Der juristische Heimatbegriff

Wenn unser heutiger Heimatbegriff für viele Menschen mit einer romantisch-nostalgischen Note verbunden ist, so ist das ein eher neuzeitliches Gefühl. Die harten Lebensbedingungen, in der die meisten unserer Vorfahren lebten, ließen solche Emotionen kaum zu. Heimat, das war zuerst ein nüchterner Begriff der existentiellen Grundversorgung. Das historische „Heimatrecht“ beschrieb die Zugehörigkeit einer Person zu einer bestimmten Gemeinde und damit den Anspruch auf ungestörten Aufenthalt, auf Armenpflege im Falle der Not und auf das Recht der Eheschließung.
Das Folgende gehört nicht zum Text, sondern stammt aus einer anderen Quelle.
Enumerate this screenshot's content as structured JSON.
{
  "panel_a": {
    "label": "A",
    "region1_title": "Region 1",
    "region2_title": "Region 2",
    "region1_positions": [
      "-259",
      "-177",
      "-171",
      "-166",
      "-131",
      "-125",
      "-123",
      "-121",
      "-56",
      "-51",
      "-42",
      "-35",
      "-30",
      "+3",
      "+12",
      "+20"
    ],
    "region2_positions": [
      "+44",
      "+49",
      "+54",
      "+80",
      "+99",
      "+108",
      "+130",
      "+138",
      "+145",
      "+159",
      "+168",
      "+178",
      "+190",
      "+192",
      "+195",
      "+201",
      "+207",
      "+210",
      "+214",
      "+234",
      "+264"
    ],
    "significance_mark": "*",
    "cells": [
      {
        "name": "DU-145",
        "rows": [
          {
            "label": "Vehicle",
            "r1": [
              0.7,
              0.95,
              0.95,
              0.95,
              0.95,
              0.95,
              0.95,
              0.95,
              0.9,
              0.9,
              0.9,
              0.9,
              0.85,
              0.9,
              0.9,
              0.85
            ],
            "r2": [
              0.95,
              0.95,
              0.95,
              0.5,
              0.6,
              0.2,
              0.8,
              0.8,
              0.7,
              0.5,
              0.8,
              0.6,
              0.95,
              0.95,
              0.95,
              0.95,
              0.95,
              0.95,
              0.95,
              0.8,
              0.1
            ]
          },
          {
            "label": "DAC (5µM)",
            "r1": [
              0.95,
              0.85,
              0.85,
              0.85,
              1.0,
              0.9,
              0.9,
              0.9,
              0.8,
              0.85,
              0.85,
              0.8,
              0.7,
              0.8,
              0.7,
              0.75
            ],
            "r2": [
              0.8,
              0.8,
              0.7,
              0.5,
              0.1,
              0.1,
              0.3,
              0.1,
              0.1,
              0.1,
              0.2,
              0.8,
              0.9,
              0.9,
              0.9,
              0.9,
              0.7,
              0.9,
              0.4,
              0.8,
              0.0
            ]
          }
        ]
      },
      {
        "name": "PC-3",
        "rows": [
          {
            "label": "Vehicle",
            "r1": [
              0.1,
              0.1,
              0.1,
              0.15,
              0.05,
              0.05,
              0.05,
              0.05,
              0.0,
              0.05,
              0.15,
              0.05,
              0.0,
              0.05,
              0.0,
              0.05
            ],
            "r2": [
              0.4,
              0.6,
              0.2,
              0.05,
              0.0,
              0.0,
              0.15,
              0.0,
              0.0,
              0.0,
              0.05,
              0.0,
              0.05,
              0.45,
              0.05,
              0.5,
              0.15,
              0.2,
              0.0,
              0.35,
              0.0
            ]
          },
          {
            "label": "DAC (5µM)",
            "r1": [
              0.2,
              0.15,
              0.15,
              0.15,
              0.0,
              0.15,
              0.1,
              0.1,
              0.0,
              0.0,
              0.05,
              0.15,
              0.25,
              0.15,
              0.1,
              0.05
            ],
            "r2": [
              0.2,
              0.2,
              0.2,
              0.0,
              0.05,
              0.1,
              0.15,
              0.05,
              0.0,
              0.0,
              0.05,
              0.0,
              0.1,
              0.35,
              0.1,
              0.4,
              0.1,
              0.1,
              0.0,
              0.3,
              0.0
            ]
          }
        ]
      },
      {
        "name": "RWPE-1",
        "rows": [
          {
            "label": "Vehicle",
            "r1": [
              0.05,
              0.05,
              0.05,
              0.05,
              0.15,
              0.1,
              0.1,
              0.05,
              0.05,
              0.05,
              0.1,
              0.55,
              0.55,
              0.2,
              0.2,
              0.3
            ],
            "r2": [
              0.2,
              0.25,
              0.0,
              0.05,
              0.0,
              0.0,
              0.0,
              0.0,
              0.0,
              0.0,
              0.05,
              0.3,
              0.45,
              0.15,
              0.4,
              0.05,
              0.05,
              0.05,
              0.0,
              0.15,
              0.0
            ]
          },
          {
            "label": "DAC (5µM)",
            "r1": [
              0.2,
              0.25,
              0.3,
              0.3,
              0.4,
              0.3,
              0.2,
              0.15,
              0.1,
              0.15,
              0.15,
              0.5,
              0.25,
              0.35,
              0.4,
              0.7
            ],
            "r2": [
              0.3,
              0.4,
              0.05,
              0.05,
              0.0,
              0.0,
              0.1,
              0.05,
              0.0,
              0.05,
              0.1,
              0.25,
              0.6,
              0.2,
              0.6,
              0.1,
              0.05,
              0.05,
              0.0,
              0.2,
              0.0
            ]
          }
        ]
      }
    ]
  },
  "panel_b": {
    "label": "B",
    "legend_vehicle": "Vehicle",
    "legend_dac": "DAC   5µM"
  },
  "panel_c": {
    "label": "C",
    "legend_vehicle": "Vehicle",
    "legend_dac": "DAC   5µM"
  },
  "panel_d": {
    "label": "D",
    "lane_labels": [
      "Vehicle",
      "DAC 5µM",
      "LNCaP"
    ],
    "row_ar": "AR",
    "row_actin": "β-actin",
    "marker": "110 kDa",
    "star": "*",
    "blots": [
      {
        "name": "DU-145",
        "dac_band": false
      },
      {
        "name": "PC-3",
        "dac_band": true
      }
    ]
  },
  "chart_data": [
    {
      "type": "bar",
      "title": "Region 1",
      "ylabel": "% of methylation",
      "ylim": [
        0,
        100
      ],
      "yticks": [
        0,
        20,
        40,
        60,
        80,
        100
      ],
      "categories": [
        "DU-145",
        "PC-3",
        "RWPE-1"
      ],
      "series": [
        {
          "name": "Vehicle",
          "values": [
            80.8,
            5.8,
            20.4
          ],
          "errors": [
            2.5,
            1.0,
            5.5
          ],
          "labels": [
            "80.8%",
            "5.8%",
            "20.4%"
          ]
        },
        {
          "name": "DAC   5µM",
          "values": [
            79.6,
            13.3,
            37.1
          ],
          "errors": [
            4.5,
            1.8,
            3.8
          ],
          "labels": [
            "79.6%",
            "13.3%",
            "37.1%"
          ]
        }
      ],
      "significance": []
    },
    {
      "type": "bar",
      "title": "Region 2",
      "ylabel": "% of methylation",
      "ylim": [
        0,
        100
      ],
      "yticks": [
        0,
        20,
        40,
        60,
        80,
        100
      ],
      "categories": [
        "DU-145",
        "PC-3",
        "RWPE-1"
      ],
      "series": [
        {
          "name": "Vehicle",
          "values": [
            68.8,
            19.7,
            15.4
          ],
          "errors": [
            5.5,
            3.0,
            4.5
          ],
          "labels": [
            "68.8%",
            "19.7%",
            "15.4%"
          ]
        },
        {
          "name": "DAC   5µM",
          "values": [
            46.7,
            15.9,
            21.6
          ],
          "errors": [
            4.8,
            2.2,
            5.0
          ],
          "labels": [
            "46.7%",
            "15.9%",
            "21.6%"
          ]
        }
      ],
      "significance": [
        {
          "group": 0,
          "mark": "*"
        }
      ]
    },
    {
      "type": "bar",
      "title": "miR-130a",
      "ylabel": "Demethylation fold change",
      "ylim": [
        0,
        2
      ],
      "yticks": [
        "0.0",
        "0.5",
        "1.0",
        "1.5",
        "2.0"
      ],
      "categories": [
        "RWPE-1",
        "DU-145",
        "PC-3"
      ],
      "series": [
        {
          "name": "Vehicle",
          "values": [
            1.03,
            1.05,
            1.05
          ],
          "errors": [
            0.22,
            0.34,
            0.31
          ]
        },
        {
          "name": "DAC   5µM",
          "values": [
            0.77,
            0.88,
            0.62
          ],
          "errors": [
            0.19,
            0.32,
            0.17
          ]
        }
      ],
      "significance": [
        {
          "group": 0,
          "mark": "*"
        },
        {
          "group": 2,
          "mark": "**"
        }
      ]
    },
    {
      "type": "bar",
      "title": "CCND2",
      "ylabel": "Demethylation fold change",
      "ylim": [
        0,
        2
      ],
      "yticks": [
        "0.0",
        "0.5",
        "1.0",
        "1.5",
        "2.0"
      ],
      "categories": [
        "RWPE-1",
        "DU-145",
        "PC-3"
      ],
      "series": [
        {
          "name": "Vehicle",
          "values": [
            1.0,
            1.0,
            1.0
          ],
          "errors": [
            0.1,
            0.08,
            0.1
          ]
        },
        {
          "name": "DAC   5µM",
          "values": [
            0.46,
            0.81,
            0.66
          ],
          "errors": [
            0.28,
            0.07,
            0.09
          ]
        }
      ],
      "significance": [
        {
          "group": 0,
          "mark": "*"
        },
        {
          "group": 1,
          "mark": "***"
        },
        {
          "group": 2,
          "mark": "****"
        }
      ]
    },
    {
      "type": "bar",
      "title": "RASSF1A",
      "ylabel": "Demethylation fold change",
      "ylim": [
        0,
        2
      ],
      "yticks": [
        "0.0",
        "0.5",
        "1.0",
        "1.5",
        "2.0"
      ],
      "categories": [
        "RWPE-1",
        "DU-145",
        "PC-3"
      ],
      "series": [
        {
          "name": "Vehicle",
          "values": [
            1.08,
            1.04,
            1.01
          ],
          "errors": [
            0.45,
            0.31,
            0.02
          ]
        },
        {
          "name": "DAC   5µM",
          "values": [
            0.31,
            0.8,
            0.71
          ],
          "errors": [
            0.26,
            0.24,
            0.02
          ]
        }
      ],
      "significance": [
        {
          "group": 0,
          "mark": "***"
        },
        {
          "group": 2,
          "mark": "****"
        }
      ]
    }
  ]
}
Im Wörterbuch der Gebrüder Grimm von 1877 wird Heimat als „Landstrich, wo man bleibendes Aufenthaltsrecht hat“ definiert. Das Prozedere um das Heimatrecht war wenig romantisch. Es wurde nicht kostenlos verliehen, musste hart und teuer erworben und durch eine amtliche Urkunde bestätigt werden. Wer sich das nicht leisten konnte, war in vielen Fällen Gemeindebürger zweiter Klasse, durfte z.B. keine Familie gründen, kein eigenes Gewerbe ausüben und nicht zur Wahl gehen, auch wenn er seit Generationen im Dorf lebte. Erst im späten 19. Jahrhundert wurde das Prinzip des Heimatrechts durch das Recht auf Freizügigkeit und durch das Sozialstaatsprinzip abgelöst. Übrigens war bereits das Heimatrecht seinerzeit ein sozialer Fortschritt, denn zu Zeiten des ungeregelten Feudalismus konnte der Grundherr seine Hintersassen jederzeit „abstiften“, also von Haus, Hof und Dorf in die bitterste Armut jagen. Viele Städte und Märkte haben heute noch Viertel mit dem Namen „Im Elend“. Dort hausten die Fremden und Reisenden, die „Verganteten“ und „Stiften Gegangenen“.